Bisnis | 29 Juli 2026
By : Anonim
Value chain adalah konsep manajemen bisnis yang diperkenalkan oleh Michael Porter pada tahun 1985 melalui bukunya Competitive Advantage: Creating and Sustaining Superior Performance. Menurut Michael Porter, value chain atau rantai nilai merupakan serangkaian aktivitas yang dilakukan perusahaan untuk menciptakan, meningkatkan, dan memberikan nilai kepada pelanggan mulai dari proses pengadaan bahan baku hingga layanan purna jual.
Konsep ini menjelaskan bahwa setiap aktivitas dalam perusahaan memiliki kontribusi terhadap penciptaan nilai (value). Jika setiap tahapan dikelola secara efisien, perusahaan dapat menghasilkan produk atau layanan yang lebih berkualitas dengan biaya yang kompetitif. Hal tersebut pada akhirnya menjadi sumber keunggulan kompetitif dibandingkan para pesaing.

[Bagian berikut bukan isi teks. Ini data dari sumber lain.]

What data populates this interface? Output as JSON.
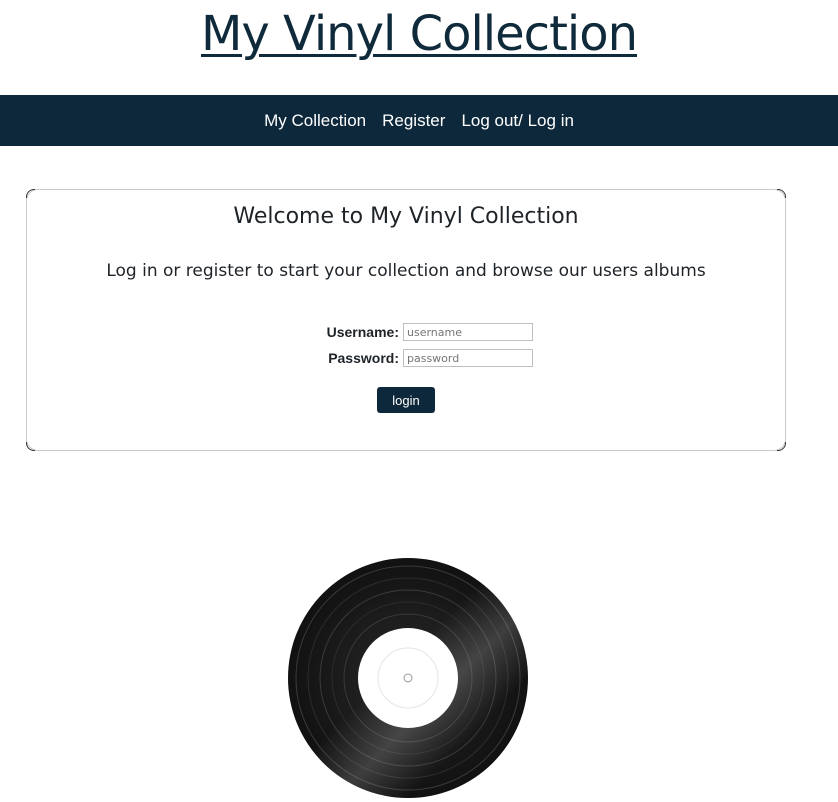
{
  "header": {
    "title": "My Vinyl Collection"
  },
  "nav": {
    "items": [
      {
        "label": "My Collection"
      },
      {
        "label": "Register"
      },
      {
        "label": "Log out/ Log in"
      }
    ]
  },
  "main": {
    "heading": "Welcome to My Vinyl Collection",
    "subheading": "Log in or register to start your collection and browse our users albums",
    "form": {
      "username_label": "Username:",
      "username_value": "",
      "username_placeholder": "username",
      "password_label": "Password:",
      "password_value": "",
      "password_placeholder": "password",
      "submit_label": "login"
    }
  },
  "image": {
    "name": "vinyl-record-image"
  },
  "colors": {
    "brand_dark": "#0d283a",
    "title_text": "#0f2a3b",
    "panel_border": "#c9c9c9"
  }
}
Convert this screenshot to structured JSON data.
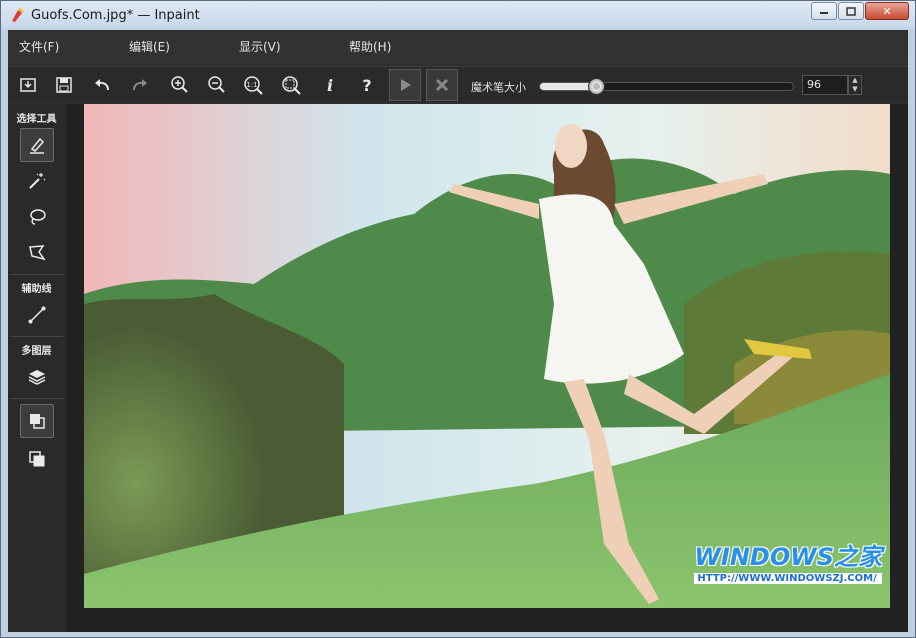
{
  "window": {
    "title": "Guofs.Com.jpg* — Inpaint",
    "minimize": "▭",
    "maximize": "▣",
    "close": "✕"
  },
  "menu": [
    {
      "label": "文件(F)"
    },
    {
      "label": "编辑(E)"
    },
    {
      "label": "显示(V)"
    },
    {
      "label": "帮助(H)"
    }
  ],
  "toolbar": {
    "icons": [
      "open-icon",
      "save-icon",
      "undo-icon",
      "redo-icon",
      "zoom-in-icon",
      "zoom-out-icon",
      "actual-size-icon",
      "fit-icon",
      "info-icon",
      "help-icon",
      "run-icon",
      "cancel-icon"
    ],
    "info_glyph": "i",
    "help_glyph": "?",
    "actual_size_glyph": "1:1",
    "brush_label": "魔术笔大小",
    "brush_value": "96",
    "brush_fraction": 0.22
  },
  "sidebar": {
    "section_select": "选择工具",
    "section_guide": "辅助线",
    "section_layers": "多图层",
    "tools": [
      "marker-icon",
      "magic-wand-icon",
      "lasso-icon",
      "polygon-lasso-icon",
      "guide-line-icon",
      "layers-icon",
      "layer-copy-icon",
      "layer-back-icon"
    ]
  },
  "watermark": {
    "title": "WINDOWS之家",
    "url": "HTTP://WWW.WINDOWSZJ.COM/"
  },
  "colors": {
    "titlebar": "#c7d7ea",
    "app_bg": "#2a2a2a",
    "accent": "#2a8fe6"
  }
}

Dalam model yang dikembangkan Porter, aktivitas dalam value chain dibagi menjadi dua kelompok utama, yaitu:
Melalui analisis value chain, perusahaan dapat mengidentifikasi aktivitas mana yang memberikan nilai paling besar kepada pelanggan, menemukan inefisiensi operasional, serta menyusun strategi untuk meningkatkan profitabilitas dan daya saing bisnis. Dengan demikian, value chain menurut Michael Porter bukan sekadar alur produksi, tetapi juga alat analisis strategis untuk mengoptimalkan seluruh proses bisnis agar mampu menciptakan nilai tambah secara berkelanjutan.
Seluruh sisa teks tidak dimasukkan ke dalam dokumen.